Veel gemaakte fouten

  • Onjuiste identificatie van geconjugeerde basen en zuren doordat studenten protonoverdracht niet expliciet natrekken.

  • Vergeten dat de reactie omkeerbaar is: sommige leerlingen beschouwen uitsluitend de heenreactie en zien de rolverwisseling bij de terugreactie niet.

  • Foutief combineren van deeltjes tot zogenaamde zuur-basekoppels die niet slechts één H⁺ verschillen.

  • Verwarring tussen het begrip “geconjugeerde base” en andere basen in het reactiemengsel.

Amfoteer karakter en reacties van water

Definitie

  • Amfoteer: Een stof is amfoteer indien zij zowel als zuur (protondonor) als als base (protonacceptor) kan optreden, afhankelijk van de reactietegenstander. Water (H₂O) is hét standaardvoorbeeld van een amfoteer molecuul.

Belangrijke concepten

  • Het amfoteer karakter impliceert dat H₂O in aanwezigheid van een sterker zuur zelf als base fungeert, en in aanwezigheid van een sterkere base als zuur.

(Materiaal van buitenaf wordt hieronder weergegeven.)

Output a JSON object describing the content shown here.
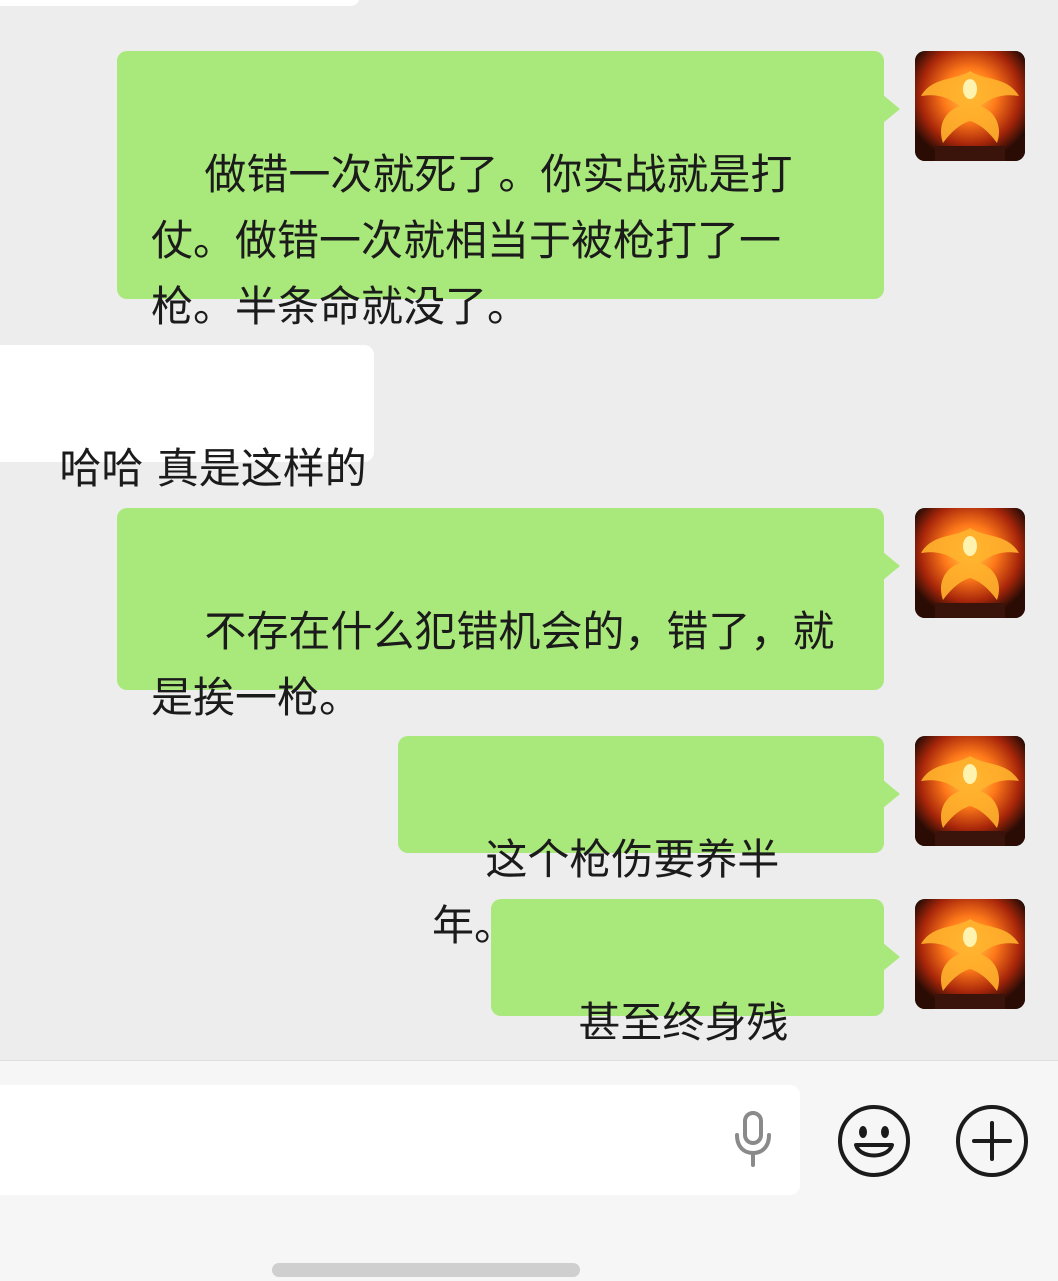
{
  "messages": [
    {
      "side": "sent",
      "text": "做错一次就死了。你实战就是打\n仗。做错一次就相当于被枪打了一\n枪。半条命就没了。"
    },
    {
      "side": "received",
      "text": "哈哈 真是这样的"
    },
    {
      "side": "sent",
      "text": "不存在什么犯错机会的，错了，就\n是挨一枪。"
    },
    {
      "side": "sent",
      "text": "这个枪伤要养半年。"
    },
    {
      "side": "sent",
      "text": "甚至终身残废。"
    }
  ],
  "input": {
    "value": "",
    "placeholder": ""
  },
  "icons": {
    "mic": "microphone-icon",
    "emoji": "emoji-smile-icon",
    "plus": "plus-circle-icon",
    "avatar": "phoenix-avatar"
  },
  "colors": {
    "chat_background": "#EDEDED",
    "sent_bubble": "#A9E87B",
    "received_bubble": "#FFFFFF",
    "input_bar": "#F6F6F6"
  }
}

  • De rol van water als zuur of base manifesteert zich aan de hand van de gevormde ionen: als water als base werkt, ontstaat H₃O⁺ (oxoniumion); als water als zuur werkt, ontstaat OH⁻ (hydroxide-ion).

Formules en berekeningen

  1. Water als base: Zu + H₂O → Ba' + H₃O⁺ Het zuur staat een proton af aan H₂O; H₂O neemt het proton op en wordt H₃O⁺. Het oorspronkelijke zuur wordt de geconjugeerde base (Ba'). Voorbeeld (met salpeterzuur, HNO₃): HNO₃ (aq) + H₂O (l) → NO₃⁻ (aq) + H₃O⁺ (aq) - HNO₃ = zuur - H₂O = base - NO₃⁻ = geconjugeerde base - H₃O⁺ = geconjugeerd zuur

  2. Water als zuur: H₂O + Ba → OH⁻ + Zu' H₂O staat een proton af aan de base; de base wordt zo haar geconjugeerd zuur (Zu'), H₂O wordt na protonafgave OH⁻. Voorbeeld (met ammoniak, NH₃): H₂O (l) + NH₃ (aq) ⇄ OH⁻ (aq) + NH₄⁺ (aq) - H₂O = zuur - NH₃ = base - OH⁻ = geconjugeerde base - NH₄⁺ = geconjugeerd zuur

Praktijkvoorbeelden

  1. Water reageert als base met waterstofchloride: HCl (g) + H₂O (l) → Cl⁻ (aq) + H₃O⁺ (aq) - Hier fungeert H₂O als base (neemt H⁺ van HCl op), met vorming van oxoniumion H₃O⁺.

  2. Water reageert als zuur met ethylamine: H₂O (l) + CH₃CH₂NH₂ (aq) ⇄ OH⁻ (aq) + CH₃CH₂NH₃⁺ (aq) - Hier fungeert H₂O als zuur (staat H⁺ af aan CH₃CH₂NH₂), met vorming van hydroxide-ion OH⁻.

Veel gemaakte fouten

  • Studenten verwarren regelmatig het oxoniumion (H₃O⁺) met een gewoon H⁺ ion in waterige oplossing; men vergeet dat H⁺ zich altijd bindt aan water om H₃O⁺ te vormen.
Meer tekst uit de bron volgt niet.